Researcher Alces: Just- CACK ME AM STUCK!

049-J: Oh what?

Dr. Spanko: (Still shouting from within Researcher Alces) AM STUCK WITHIN STRANGLEFRUIT SACK THOUGH NO STRANGLEFRUITS EAT

Nurse #2: Oh I see, (Nurse #2 makes a heroic stance) DO NOT WORRY TINY VOICE WITHIN I SHALL SAVE YOU WITH MY- pause for dramatic effect (pulls out a pointy stick out of his sleeves) my POINTY DOCTOREY STICK.

Researcher Alces: Oh fu-

Nurse #2: (Hits Researcher Alces in a batting motion causing Dr. Spanko to get dislodged from Researcher Alces' trachea.) Haha, I have freed the small voice from you, though there is more to cure. (Nurse #2 raises his pointy doctor stick.)

Researcher Alces: No, No, NO, N-

Dr. Spanko: (At full volume.) CACK! PUT DOWN CHILD TREE AND DECRISTEN YOUR DOCTORAL STATUS.

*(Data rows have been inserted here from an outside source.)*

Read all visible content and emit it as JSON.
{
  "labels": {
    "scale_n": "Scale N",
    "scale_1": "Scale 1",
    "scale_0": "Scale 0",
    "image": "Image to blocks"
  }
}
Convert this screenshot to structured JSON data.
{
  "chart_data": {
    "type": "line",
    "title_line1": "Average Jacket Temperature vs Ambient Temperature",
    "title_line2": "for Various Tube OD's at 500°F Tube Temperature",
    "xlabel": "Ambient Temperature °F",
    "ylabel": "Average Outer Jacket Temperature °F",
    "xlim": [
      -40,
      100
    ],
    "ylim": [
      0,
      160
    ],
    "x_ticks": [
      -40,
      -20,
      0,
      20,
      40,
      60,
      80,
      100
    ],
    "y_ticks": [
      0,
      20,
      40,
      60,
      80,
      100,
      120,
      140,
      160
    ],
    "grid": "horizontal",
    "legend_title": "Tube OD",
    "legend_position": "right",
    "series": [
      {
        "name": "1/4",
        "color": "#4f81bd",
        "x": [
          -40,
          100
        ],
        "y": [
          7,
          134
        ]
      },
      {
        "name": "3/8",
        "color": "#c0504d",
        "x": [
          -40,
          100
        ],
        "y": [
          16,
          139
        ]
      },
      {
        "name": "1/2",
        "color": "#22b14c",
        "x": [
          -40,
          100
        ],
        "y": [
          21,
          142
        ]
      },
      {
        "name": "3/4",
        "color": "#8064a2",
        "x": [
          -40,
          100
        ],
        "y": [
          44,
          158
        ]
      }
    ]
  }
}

Nurse #2: (Stops and points his pointy doctorey stick at Dr. Spanko.) How dare you say such things you imbecile of a bird.

Dr. Spanko: CACK AM A CORNCRAKE.

Nurse #2: Fine, well then I suppose we must fight to the death for the honor of out titles. (Takes up a fencing stance) In Gourd.

Dr. Spanko: CACK (Proceeds to jump on and crawl around on Nurse #2's face while Nurse #2 hits himself with a pointy doctor stick.)

(049 enters the scene carrying a single tank of anesthesia and stops watching the scene of the fight unfold. Nurse #1's face fills with relief as she runs over to the Doctor.)

Nurse #1: Dear Doctor you must do something they're fighting, and-

049: (Holds up his hand towards the nurse before yelling at Dr. Spanko.) Good doctor, I suggest you move.

(Dr. Spanko flies off of Nurse #2 neck and lands on 049's shoulder. Nurse #2 spins around and is hit by the canister of anesthesia. He falls to the floor with moss and tiny doctor masks flying of his cloaks like confetti. After which, Researcher Alces, in extreme pain, writes around and accidentally kicks over a lamp which lands on the surgery table causing a thousand tools to land on Nurse #2's cloak, trapping him in place.)

Nurse #2: (Groans while he tries to get back up.) I'll get you two next time!

(049 and Dr. Spanko look towards each other before slowly backing out of the room. Nurse #1 helps up Researcher Alces and guides him to the doorway. Before exiting the room Researcher Alces slams the door leaving Nurse #2 alone to plot out his escape.)